Het Nibud deed in opdracht van het ministerie van Volksgezondheid, Welzijn en Sport (VWS) onderzoek naar de financiële gevolgen voor huishoudens waarvan een ouder of kind een beperking heeft.
Volwaardig meedoen
Een jaar geleden stelde de Commissie sociaal minimum vast welke minimale inkomsten een huishouden nodig heeft om rond te kunnen komen én mee te kunnen doen in de maatschappij. Deze bedragen gaan uit van een situatie waarin huishoudens geen persoonlijk onvermijdbare uitgaven hebben als gevolg van bijvoorbeeld een beperking.
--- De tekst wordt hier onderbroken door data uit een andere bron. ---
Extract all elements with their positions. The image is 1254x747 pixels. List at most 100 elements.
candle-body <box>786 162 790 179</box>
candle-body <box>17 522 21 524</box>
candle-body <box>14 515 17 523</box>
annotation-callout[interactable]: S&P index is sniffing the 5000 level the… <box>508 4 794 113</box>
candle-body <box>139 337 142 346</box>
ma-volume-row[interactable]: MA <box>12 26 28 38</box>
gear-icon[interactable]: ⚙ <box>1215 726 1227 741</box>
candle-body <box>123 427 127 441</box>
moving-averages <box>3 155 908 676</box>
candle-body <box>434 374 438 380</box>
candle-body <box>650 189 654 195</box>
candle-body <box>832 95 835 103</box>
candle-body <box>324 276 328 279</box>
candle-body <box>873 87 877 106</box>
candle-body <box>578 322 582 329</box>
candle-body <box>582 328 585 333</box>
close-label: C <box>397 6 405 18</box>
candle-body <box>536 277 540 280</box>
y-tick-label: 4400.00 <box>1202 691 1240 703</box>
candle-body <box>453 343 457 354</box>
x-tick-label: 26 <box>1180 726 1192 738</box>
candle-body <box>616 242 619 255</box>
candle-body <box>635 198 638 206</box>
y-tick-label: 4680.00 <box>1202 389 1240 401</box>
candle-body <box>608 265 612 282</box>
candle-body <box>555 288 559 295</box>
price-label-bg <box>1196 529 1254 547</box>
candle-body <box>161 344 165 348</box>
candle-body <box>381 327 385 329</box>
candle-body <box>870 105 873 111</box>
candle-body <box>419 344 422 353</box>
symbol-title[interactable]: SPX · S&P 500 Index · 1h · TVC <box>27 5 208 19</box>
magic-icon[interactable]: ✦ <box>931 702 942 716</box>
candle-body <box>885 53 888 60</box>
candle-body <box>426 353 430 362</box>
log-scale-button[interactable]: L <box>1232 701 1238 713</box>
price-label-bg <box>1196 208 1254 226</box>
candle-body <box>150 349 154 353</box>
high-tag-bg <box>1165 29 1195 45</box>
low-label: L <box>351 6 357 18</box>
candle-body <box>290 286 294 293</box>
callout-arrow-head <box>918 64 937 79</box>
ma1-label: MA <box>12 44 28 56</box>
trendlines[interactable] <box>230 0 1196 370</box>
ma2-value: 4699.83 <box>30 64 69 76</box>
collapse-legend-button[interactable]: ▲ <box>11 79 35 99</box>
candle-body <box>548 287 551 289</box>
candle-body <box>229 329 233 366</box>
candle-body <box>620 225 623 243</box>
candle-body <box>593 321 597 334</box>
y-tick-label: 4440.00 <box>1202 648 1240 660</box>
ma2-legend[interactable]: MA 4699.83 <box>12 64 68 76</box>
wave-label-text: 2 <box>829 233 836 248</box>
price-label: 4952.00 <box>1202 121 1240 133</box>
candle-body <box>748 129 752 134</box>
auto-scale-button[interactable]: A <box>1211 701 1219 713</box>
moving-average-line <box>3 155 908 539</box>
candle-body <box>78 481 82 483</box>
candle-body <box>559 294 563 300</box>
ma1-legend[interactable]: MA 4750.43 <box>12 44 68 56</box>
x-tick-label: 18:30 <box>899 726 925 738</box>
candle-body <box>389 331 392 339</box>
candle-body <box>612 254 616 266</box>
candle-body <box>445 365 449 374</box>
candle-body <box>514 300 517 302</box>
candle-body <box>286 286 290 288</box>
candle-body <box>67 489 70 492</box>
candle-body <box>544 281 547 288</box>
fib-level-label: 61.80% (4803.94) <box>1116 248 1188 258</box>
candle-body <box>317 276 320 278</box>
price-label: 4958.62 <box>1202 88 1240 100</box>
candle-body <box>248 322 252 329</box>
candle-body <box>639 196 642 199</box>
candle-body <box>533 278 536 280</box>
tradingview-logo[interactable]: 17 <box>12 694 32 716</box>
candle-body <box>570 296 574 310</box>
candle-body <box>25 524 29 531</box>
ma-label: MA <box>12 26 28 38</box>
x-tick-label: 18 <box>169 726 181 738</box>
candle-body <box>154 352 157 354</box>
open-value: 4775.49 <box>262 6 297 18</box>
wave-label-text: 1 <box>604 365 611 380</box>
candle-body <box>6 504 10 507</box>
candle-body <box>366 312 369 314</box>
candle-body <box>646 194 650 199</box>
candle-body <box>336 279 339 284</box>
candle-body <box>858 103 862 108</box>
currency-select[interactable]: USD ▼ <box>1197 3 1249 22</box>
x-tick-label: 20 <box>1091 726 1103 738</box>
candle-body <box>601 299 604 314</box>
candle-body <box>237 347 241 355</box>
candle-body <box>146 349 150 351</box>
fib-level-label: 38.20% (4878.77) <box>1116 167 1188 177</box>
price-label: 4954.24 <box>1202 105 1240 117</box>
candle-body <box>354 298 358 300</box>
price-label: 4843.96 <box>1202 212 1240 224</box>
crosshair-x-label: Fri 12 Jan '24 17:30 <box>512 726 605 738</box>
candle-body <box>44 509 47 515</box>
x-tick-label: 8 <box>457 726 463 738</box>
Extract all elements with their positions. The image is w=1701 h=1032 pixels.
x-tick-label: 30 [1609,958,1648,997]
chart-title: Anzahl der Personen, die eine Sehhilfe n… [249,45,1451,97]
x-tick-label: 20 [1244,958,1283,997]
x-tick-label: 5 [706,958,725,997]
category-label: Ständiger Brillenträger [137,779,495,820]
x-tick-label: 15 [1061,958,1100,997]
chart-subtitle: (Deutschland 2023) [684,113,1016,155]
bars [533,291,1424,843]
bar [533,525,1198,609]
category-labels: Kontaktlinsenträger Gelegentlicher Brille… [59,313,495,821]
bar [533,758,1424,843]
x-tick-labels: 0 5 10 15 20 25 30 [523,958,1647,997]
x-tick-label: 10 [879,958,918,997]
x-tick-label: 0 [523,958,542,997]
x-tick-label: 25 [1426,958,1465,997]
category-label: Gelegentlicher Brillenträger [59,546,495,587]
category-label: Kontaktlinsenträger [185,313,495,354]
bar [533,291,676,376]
Hebben huishoudens die uitgaven wél, dan hebben zij minder bestedingsruimte en belemmert hun financiële situatie hen in volwaardig meedoen in de samenleving.
8 voorbeelden
Om vast te stellen welke financiële invloed het leven met een beperking heeft op het huishoudbudget, hebben we een groot aantal typen meerkosten in kaart gebracht en voor 8 verschillende voorbeeldsituaties het effect van deze kosten berekend. Het gaat daarbij vaak om uitgaven aan vervoer, energie, medicijnen en de zorgverzekering. Soms spelen ook relatief hoge uitgaven aan woonlasten, intensieve begeleiding, verblijfskosten en voeding een rol.
Versnippering
Uit de voorbeeldsituaties blijkt dat niet alle uitgaven die aan de beperking zijn gerelateerd volledig worden vergoed. Tegemoetkomingen kunnen per gemeente verschillen. Sommige uitgaven worden gedeeltelijk of helemaal niet vergoed. Omdat de typen en omvang van de meerkosten zo verschillen, zijn de regelingen waar huishoudens gebruik van kunnen maken, versnipperd. Daarnaast zijn er vaak specifieke voorwaarden verbonden aan deze regelingen. Om te kunnen ontvangen waar zij recht op hebben, kost huishoudens veel administratieve rompslomp.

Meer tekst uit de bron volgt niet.